有期労働者の雇い止めに関する判例が続々と出ています。つまり、本来の有期雇用なのか、単なる雇用調整なのかの判断がなされているということになります。いわゆる無期転換ルール(有期契約でも、5年を超えて働いた人は有期から無期雇用に転換できる権利を得るルール。)が施行されて既に6年が経過し、雇用の現場で様々な事例が生まれたことによります。

表面化している事例としては、単に企業が無期転換を拒んだり、無期転換ルールの施行後に契約社員の契約更新の判断基準として社内等級の条件を入れたり、同じく無期転換ルールの施行後に社内規則で継続雇用の上限を5年未満としたり、といったものがあるようです。

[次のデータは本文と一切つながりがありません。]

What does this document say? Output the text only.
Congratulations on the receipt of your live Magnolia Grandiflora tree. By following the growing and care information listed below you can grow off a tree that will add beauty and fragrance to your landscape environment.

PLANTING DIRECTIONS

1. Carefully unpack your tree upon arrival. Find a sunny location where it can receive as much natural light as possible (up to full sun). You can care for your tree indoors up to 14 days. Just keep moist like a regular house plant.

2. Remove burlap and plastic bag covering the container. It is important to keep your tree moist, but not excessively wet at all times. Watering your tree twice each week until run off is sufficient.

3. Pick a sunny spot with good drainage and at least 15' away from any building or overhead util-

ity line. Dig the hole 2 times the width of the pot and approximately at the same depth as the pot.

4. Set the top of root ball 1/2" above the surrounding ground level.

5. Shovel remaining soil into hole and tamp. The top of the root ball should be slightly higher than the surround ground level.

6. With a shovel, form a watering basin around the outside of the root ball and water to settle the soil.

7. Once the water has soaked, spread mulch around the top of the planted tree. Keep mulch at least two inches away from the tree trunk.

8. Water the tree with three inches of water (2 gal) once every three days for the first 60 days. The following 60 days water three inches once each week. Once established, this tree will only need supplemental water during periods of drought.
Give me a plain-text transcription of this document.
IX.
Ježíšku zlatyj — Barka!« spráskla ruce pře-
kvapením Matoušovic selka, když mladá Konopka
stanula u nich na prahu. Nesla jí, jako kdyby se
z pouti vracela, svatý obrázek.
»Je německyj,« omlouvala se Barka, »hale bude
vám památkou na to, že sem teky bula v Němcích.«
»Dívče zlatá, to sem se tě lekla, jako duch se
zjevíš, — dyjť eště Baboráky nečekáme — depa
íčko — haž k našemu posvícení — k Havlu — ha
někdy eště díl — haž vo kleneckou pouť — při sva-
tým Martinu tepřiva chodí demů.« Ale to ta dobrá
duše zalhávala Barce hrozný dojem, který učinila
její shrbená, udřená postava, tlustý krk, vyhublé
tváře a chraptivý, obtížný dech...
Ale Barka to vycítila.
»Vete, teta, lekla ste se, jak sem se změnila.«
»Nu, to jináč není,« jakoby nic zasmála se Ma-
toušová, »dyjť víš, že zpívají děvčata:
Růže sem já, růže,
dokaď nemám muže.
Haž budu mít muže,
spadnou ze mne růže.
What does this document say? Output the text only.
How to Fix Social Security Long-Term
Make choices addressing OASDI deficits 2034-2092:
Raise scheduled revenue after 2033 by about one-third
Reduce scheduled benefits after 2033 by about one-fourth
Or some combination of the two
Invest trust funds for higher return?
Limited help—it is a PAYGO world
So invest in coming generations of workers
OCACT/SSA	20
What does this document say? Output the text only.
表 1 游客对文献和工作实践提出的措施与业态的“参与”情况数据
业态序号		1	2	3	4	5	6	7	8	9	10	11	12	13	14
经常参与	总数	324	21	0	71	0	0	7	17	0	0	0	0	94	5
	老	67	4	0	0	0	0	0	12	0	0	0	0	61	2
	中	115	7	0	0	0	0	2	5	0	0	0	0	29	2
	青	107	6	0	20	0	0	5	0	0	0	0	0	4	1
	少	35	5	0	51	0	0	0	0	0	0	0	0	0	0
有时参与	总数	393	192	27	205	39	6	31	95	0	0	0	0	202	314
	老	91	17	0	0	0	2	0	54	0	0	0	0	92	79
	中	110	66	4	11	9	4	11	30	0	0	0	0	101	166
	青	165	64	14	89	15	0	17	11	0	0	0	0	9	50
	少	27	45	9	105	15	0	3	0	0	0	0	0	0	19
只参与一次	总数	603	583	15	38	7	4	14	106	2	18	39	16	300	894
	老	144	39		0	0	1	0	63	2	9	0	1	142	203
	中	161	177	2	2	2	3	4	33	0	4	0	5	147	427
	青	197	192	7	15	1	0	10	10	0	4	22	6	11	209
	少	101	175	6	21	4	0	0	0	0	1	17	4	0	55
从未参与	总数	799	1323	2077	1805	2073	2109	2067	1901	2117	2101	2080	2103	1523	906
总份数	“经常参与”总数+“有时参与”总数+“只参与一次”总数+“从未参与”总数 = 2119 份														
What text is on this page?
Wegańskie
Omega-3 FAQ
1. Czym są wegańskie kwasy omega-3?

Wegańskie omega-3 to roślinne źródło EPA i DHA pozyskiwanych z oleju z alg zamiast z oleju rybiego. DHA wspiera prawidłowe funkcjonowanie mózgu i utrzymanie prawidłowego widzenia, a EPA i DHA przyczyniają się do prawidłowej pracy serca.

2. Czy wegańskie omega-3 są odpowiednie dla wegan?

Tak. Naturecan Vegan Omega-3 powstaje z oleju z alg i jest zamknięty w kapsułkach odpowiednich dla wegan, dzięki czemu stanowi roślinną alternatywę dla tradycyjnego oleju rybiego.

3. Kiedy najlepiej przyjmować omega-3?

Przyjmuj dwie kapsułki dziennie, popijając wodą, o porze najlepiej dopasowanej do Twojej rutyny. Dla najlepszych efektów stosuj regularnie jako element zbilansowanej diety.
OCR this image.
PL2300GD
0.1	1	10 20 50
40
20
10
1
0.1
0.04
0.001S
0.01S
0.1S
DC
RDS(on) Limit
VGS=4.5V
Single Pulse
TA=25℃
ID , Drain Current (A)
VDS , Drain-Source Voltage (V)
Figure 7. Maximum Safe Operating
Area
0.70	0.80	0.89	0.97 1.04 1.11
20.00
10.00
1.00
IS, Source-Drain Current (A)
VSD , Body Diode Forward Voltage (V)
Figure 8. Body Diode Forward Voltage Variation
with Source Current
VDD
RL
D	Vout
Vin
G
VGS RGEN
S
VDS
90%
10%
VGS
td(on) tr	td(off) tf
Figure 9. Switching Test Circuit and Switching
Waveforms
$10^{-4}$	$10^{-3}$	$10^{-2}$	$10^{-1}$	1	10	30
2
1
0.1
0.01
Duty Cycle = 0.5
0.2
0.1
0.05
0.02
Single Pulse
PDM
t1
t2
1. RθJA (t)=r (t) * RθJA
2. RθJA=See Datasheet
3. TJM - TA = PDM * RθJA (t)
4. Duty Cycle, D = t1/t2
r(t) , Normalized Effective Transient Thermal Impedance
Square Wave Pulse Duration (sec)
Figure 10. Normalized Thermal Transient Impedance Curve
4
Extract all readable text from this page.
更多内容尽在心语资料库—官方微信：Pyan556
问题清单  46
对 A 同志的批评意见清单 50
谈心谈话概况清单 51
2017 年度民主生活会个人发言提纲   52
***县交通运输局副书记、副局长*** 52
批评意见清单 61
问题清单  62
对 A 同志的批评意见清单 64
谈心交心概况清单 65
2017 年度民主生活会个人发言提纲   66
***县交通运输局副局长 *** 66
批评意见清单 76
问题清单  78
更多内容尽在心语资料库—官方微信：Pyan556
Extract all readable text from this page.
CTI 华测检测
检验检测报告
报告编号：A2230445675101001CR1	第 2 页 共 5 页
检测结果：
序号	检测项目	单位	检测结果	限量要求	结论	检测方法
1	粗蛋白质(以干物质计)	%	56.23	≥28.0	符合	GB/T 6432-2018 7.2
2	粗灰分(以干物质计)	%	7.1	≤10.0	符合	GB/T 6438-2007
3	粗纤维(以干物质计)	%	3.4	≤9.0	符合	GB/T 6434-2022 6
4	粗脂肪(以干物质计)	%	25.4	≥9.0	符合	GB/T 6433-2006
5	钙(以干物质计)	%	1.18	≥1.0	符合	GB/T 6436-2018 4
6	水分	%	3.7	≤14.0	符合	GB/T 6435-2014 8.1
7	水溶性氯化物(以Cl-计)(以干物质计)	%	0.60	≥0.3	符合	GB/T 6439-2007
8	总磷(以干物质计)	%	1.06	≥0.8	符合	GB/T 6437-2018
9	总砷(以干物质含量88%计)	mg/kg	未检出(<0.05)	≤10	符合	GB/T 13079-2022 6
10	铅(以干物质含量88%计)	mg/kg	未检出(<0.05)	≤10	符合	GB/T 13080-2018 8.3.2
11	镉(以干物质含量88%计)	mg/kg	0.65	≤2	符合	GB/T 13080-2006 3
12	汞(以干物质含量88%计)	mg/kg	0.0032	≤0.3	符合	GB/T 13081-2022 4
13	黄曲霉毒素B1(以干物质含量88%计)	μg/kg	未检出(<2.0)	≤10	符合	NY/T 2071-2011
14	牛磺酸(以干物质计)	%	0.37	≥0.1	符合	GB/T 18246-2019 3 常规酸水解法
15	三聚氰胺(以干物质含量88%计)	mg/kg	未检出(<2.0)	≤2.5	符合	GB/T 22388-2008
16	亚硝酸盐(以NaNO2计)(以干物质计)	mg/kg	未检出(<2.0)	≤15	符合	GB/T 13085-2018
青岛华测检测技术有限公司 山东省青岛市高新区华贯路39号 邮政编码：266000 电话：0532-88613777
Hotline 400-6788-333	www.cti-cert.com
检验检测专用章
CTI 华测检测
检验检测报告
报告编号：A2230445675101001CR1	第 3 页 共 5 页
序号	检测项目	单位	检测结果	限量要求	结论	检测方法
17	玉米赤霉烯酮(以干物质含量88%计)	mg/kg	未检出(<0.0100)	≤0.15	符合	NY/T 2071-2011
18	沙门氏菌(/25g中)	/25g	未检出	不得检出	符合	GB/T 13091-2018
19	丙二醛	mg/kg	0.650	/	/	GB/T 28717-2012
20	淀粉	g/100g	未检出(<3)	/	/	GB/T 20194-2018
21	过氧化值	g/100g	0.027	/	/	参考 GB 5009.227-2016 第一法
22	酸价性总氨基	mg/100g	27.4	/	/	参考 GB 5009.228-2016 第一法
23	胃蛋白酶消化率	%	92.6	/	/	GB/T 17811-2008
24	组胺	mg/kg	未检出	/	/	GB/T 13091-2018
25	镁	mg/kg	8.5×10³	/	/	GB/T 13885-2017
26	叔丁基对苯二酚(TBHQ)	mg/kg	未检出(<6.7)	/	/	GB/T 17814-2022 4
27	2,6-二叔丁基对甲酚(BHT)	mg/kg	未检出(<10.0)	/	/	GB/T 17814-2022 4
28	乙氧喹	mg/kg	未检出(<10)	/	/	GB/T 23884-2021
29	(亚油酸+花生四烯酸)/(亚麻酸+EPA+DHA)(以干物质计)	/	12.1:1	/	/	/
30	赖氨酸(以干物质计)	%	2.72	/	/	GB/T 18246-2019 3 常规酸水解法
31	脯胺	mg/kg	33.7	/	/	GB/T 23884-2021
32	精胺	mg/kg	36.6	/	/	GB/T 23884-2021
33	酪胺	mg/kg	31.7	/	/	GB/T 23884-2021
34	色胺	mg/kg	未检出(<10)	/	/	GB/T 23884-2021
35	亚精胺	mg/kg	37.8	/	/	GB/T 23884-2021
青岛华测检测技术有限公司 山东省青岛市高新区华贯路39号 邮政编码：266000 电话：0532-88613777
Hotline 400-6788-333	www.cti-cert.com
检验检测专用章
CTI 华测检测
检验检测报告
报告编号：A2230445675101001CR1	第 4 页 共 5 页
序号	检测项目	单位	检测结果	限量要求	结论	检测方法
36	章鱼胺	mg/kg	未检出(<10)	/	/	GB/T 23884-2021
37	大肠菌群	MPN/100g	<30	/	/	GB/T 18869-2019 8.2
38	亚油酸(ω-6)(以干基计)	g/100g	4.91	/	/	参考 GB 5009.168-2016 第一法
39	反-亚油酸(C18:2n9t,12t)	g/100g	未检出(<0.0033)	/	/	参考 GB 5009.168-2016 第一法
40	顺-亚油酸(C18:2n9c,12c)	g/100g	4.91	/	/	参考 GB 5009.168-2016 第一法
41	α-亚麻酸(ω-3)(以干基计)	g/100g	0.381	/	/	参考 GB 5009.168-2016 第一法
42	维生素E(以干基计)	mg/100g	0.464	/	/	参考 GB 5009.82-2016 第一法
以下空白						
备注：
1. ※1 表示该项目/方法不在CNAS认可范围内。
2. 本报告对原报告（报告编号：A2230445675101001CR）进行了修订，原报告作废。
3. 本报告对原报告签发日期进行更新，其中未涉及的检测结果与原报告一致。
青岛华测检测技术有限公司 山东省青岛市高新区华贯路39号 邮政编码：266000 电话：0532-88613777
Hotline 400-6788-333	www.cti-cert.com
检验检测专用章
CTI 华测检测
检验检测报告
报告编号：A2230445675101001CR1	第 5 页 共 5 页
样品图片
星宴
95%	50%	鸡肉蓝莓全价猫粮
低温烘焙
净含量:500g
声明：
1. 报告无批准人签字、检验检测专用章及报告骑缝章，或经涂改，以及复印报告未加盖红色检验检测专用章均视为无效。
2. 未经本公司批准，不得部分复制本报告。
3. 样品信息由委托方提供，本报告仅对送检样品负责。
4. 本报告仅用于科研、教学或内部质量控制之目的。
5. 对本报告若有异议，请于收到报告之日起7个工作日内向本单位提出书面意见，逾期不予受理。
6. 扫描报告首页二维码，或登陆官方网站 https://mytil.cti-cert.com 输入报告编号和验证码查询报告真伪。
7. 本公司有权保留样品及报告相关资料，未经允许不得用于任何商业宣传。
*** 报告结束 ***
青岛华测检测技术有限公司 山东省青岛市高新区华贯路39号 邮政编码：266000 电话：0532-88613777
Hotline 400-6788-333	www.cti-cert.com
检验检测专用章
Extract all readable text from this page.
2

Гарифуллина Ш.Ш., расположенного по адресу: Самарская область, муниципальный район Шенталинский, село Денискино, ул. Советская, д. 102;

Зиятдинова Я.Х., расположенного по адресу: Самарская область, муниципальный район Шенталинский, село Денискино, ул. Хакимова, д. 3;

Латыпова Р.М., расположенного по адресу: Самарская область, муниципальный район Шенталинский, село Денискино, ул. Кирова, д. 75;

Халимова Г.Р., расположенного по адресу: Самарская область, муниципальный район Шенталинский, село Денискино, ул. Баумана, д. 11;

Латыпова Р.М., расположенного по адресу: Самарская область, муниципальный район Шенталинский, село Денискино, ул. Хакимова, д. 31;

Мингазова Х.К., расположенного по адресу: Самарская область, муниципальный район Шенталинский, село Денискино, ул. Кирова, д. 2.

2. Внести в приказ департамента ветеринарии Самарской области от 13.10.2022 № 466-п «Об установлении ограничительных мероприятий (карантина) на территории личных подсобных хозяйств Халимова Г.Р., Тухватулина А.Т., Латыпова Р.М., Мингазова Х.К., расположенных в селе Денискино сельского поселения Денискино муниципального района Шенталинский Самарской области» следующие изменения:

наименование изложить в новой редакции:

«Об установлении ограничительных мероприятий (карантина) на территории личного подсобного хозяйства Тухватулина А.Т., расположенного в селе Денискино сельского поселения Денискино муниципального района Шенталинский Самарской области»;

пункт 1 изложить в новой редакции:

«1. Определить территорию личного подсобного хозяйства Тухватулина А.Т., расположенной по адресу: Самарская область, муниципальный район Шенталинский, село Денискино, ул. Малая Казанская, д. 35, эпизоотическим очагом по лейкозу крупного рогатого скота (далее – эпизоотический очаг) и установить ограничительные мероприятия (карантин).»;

ポイントは、(単に企業が転換を拒むのは論外として、)社内規定の内容が十分に労働者に説明されていたのかどうか、あるいは無期転換ルール施行後の社内規定等の変更であれば、労働者の合意を得ていたのかどうかということです。仮に労働契約書に規定が明示されていて、労働者の合意を得ていたとしても、直属の上司が当事者に「あなたには長く働いて欲しい。」等と伝えていたとすれば、契約が覆ることも十分にあり得ます。逆に、有期契約の更新上限を5年未満に制限し、就業規則に上限が明記され、5年を超える更新例がないことを上司が労働者に告げており、労働者も理解していたと判断されれば、無期雇用への転換者が出ない雇用管理が認められることもあります。

労使ともに雇用契約締結時にしっかりと合意をすることが大切です。